Another ESP CMO said, "There are plenty of ESPs out there that claim to have good deliverability rates but just fabricate their deliverability rates. They don't report their full set of failures, don't report their blocks. Also some ESPs out there are making inroads in respectable senders, but in the ISP community on the receiving end, they're known for their spammer-like behavior and the spammers that use them. Unsophisticated email buyers have to be aware of that and figure out who is really telling the truth and that their reputation is out in the industry."

So, clients are being told their delivery problems will be over if they just sign up with a particular ESP. Plus, clients are then often shown misleading "delivery" reports for their own campaigns that report delivery as total email broadcast minus bounces, sidestepping the entire issue of filters that then can block 20%-40% of permission email from getting through.

(Note: 20% is an average for major ISPs, free Web-based email clients and AOL; 40% is a rough estimate for at-work addresses where corporate IT departments frequently bring less-sophisticated content-based filters into play.)

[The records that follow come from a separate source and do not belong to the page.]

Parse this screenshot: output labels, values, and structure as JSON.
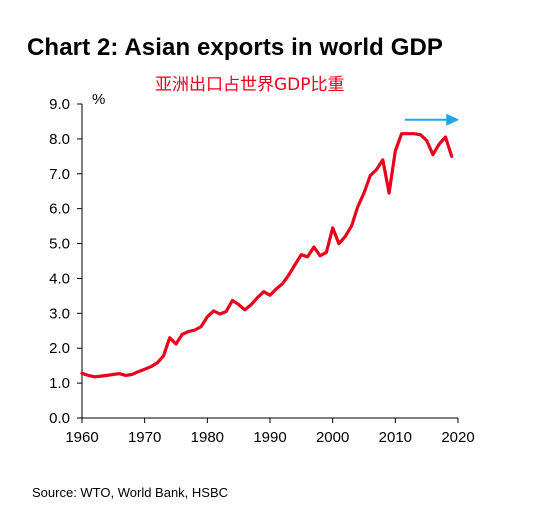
{
  "chart_data": {
    "type": "line",
    "title": "Chart 2: Asian exports in world GDP",
    "subtitle": "亚洲出口占世界GDP比重",
    "ylabel": "%",
    "xlabel": "",
    "source": "Source: WTO, World Bank, HSBC",
    "xlim": [
      1960,
      2020
    ],
    "ylim": [
      0,
      9
    ],
    "x_ticks": [
      "1960",
      "1970",
      "1980",
      "1990",
      "2000",
      "2010",
      "2020"
    ],
    "y_ticks": [
      "0.0",
      "1.0",
      "2.0",
      "3.0",
      "4.0",
      "5.0",
      "6.0",
      "7.0",
      "8.0",
      "9.0"
    ],
    "grid": false,
    "series": [
      {
        "color": "#e8001c",
        "x": [
          1960,
          1961,
          1962,
          1963,
          1964,
          1965,
          1966,
          1967,
          1968,
          1969,
          1970,
          1971,
          1972,
          1973,
          1974,
          1975,
          1976,
          1977,
          1978,
          1979,
          1980,
          1981,
          1982,
          1983,
          1984,
          1985,
          1986,
          1987,
          1988,
          1989,
          1990,
          1991,
          1992,
          1993,
          1994,
          1995,
          1996,
          1997,
          1998,
          1999,
          2000,
          2001,
          2002,
          2003,
          2004,
          2005,
          2006,
          2007,
          2008,
          2009,
          2010,
          2011,
          2012,
          2013,
          2014,
          2015,
          2016,
          2017,
          2018,
          2019
        ],
        "y": [
          1.28,
          1.22,
          1.18,
          1.2,
          1.22,
          1.25,
          1.27,
          1.22,
          1.25,
          1.33,
          1.4,
          1.47,
          1.58,
          1.78,
          2.3,
          2.12,
          2.4,
          2.48,
          2.52,
          2.62,
          2.9,
          3.07,
          2.98,
          3.05,
          3.37,
          3.25,
          3.1,
          3.25,
          3.45,
          3.62,
          3.52,
          3.7,
          3.85,
          4.1,
          4.4,
          4.68,
          4.62,
          4.9,
          4.65,
          4.75,
          5.45,
          5.0,
          5.2,
          5.5,
          6.05,
          6.45,
          6.95,
          7.12,
          7.4,
          6.45,
          7.65,
          8.15,
          8.15,
          8.15,
          8.12,
          7.95,
          7.55,
          7.85,
          8.05,
          7.5
        ]
      }
    ],
    "annotations": [
      {
        "type": "arrow",
        "color": "#1aa7e8",
        "from": [
          2011.5,
          8.55
        ],
        "to": [
          2020.2,
          8.55
        ]
      }
    ]
  }
}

In 2006 deliverability is going to get worse. Why? Because mailer reputation will soon begin to determine whether mail gets through.

In 2005, first Hotmail and then Yahoo announced launches of authentication (aka SenderID) programs. Other ISPs quickly followed or are in the process of doing so. Authentication doesn't stop spam -- it's designed to stop phishing. These are people who falsify who they are for the purposes of sending emails.

Example: Someone claiming to be a security tech for eBay or Amazon who needs you to verify your credit card info for some reason.

With authentication, the idea is the ISPs will know precisely who each email is *really* from, and they'll stop email from people who are lying about who they are.

Once that step is in place, the next step may inevitably be mailer reputation filters. According to some deliverability experts, the ISPs have been holding off filtering to some degree because they've not been sure if email that was complained about really was *from* the sender it purported to be from.

Now they'll know for sure which marketers are really sending the email campaigns consumers complain about. Now they'll be able to block those senders with a clearer conscience.

When a sender is blocked, the ISP blocks by IP address of the server that the email is being sent from. In other words, they block the server you send mail from at your ESP. Plus, since IP addresses are purchased in groups, sometimes the ISP or blacklist will block the entire group of IP addresses which, in turn, means that ESPs' business is in danger.

ESPs have to watch their reputations as carefully as a clutch of Victorian gentlewomen. Those who accept mailers with opt-out lists (names that are added without individual overt permission to a list) may start shedding those clients or moving them to separate, segmented IP groups.

Others will continue to strengthen their true deliverability reports, engage external third part deliverability reporting systems and add related clauses to client contracts so they can cut any misbehaving clients in a heartbeat.

And, others will continue to lie about true delivery rates and hope no one catches them.

Both ESPs and marketers are now under the gun. New state and federal laws are one thing, the power of a handful of the major ISPs to shut you down are another. They don't have to carry your email, and they won't if they have strong evidence your reputation isn't what it should be.